Red Bull has won the past three Monaco GPs - all from pole - with Mark Webber winning two, and Vettel triumphing in 2011. But Vettel's last pole was four races ago in Malaysia and he was below-par in Thursday's two practice runs, finishing 10th and ninth.
"I would say that it is hard for us to say where we are right now," Vettel said. "The good news is that we have a fast car when everything comes together. Now it is up to us to make everything come together."
Mercedes has taken pole position for the past three races.
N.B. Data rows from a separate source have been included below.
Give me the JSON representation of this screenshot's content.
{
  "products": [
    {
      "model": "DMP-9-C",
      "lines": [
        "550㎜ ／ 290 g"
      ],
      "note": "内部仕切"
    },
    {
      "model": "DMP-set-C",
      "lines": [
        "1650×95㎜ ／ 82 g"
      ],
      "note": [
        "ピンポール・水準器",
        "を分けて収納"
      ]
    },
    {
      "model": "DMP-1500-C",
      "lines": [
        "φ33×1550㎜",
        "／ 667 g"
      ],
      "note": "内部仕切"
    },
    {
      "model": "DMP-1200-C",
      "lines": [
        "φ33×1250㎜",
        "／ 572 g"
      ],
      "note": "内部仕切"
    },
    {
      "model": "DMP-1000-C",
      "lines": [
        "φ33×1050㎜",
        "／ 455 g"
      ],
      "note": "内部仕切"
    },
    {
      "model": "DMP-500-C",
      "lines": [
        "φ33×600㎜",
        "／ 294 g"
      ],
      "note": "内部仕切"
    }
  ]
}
Tire management has been a crucial factor, with the Pirelli tires shredding too easily in all five races so far. The Italian manufacturer was heavily criticised in Barcelona, where there were nearly 80 pit stops and most drivers had to shelve plans for a three-stop strategy, taking four instead.
Ferrari has managed its tires far better, as it showed in Barcelona where Felipe Massa finished third behind Raikkonen's Lotus. Both Ferraris beat the Red Bulls - with Vettel finishing fourth ahead of Webber.
Seb slams Pirelli
Sebastian Vettel expressed concern over Formula One’s tyre troubles and attacked tyre maker Pirelli for providing racers with unsafe tyres, which he warned might lead to accidents during the Monaco Grand Prix.
The German racer fears Monaco can become a ticking safety time-bomb if tyre problems are not adhered to, The Mirror reports.
According to the report, Pirelli had assured that they will use harder rubber from Canada to limit pit stops following four pit stops at the Spanish Grand Prix three weeks ago but the FIA told them they could only do so on safety grounds.
"When the majority of the drivers are struggling, it means that you cannot drive as you are used to," said Vettel, who has been one of the most outspoken drivers on this issue. "If your only focus is the tires, then that is not racing any longer in the way that we knew."